M. Mirziyoyev a fait part des projets d'organiser en 2024, en coopération avec les Nations unies, une conférence sur les « Migrations climatiques », et a proposé des initiatives visant à développer, en collaboration avec l'Organisation internationale du travail, un programme intitulé « Emploi vert » et à créer un Centre de modélisation de l'impact du changement climatique sur l'emploi.

À la fin de son discours, le président de l'Ouzbékistan a appelé à soutenir le Forum international de Samarkande sur le climat qui aura lieu l'année prochaine et à adopter une résolution spéciale de l'Assemblée générale des Nations unies reflétant les approches communes des pays d'Asie centrale.

Depuis 2017, Shavkat Mirziyoyev a entrepris une série de réformes en Ouzbékistan visant à faire de l'économie verte l'un des vecteurs de croissance du pays et à limiter les impacts de son développement sur l'environnement et le climat.

M. Mirziyoyev prévoit d'augmenter la proportion des sources d'énergie renouvelable dans la structure de production d'électricité pour la porter à 25 % d'ici à 2030. Des investissements importants sont réalisés dans les secteurs de l'énergie solaire, éolienne et hydroélectrique et cet objectif devrait être atteint avant la fin de la décennie. Le pays doit également apprendre à économiser l’eau, qu'il utilise abondamment pour l'agriculture irriguée, mais qui devient insuffisante pour répondre à la demande, notamment en raison du changement climatique qui affecte les grands glaciers constituant la source d'approvisionnement en eau de la région.

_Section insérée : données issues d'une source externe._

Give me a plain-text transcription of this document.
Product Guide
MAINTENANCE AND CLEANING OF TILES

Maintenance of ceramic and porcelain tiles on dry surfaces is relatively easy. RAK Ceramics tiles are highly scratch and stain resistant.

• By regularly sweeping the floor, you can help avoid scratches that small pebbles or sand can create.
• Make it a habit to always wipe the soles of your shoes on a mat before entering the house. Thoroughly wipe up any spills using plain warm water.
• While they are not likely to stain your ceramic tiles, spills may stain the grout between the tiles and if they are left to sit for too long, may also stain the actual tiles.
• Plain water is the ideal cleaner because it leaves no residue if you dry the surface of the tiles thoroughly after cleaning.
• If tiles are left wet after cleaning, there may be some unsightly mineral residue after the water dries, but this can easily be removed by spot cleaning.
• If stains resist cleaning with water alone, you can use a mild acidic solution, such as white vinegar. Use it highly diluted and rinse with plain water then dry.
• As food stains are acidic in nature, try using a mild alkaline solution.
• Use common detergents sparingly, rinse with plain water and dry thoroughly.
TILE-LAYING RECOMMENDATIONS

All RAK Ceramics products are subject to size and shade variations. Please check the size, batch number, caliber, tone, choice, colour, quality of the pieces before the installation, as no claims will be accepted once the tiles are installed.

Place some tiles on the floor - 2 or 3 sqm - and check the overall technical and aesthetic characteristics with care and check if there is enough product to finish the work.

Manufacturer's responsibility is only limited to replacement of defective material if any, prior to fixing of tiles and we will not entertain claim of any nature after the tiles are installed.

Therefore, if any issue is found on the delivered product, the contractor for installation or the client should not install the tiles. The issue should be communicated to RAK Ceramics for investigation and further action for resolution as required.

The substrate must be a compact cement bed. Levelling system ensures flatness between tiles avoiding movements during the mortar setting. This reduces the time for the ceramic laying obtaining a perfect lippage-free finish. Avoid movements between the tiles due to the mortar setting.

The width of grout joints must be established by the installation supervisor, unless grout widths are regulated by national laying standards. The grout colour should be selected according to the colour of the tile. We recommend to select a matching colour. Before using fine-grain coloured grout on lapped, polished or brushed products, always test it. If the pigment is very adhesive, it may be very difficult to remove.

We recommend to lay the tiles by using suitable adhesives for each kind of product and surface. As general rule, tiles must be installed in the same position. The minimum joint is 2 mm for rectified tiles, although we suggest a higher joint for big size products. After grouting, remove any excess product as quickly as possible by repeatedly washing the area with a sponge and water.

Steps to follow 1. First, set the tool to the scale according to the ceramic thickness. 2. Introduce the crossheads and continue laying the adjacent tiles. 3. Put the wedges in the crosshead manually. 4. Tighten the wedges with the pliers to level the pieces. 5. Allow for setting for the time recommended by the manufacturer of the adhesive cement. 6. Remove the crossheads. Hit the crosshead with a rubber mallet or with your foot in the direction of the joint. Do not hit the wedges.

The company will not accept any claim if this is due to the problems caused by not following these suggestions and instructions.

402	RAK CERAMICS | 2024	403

Une des plus graves catastrophes environnementales anthropiques a été la disparition de la mer d'Aral. La mer d'Aral a disparu en quelques décennies seulement, en raison d'utilisation erronée des systèmes d'irrigation pendant l'ère soviétique et du changement climatique. Cela a fortement impacté le climat local et tous les aspects de la vie dans la région. Chaque année, les tempêtes de sable soulèvent dans l'air plus de 100 millions de tonnes de poussière et de sels toxiques provenant des fonds marins asséchés.

L'Ouzbékistan bénéficie de l'aide de partenaires internationaux pour mettre en œuvre des initiatives visant à réhabiliter cette zone sinistrée. En 2018, le Fonds d'affectation spéciale pour la mer d'Aral des Nations unies a été créé, dont l'Ouzbékistan et l'Union européenne sont les principaux donateurs.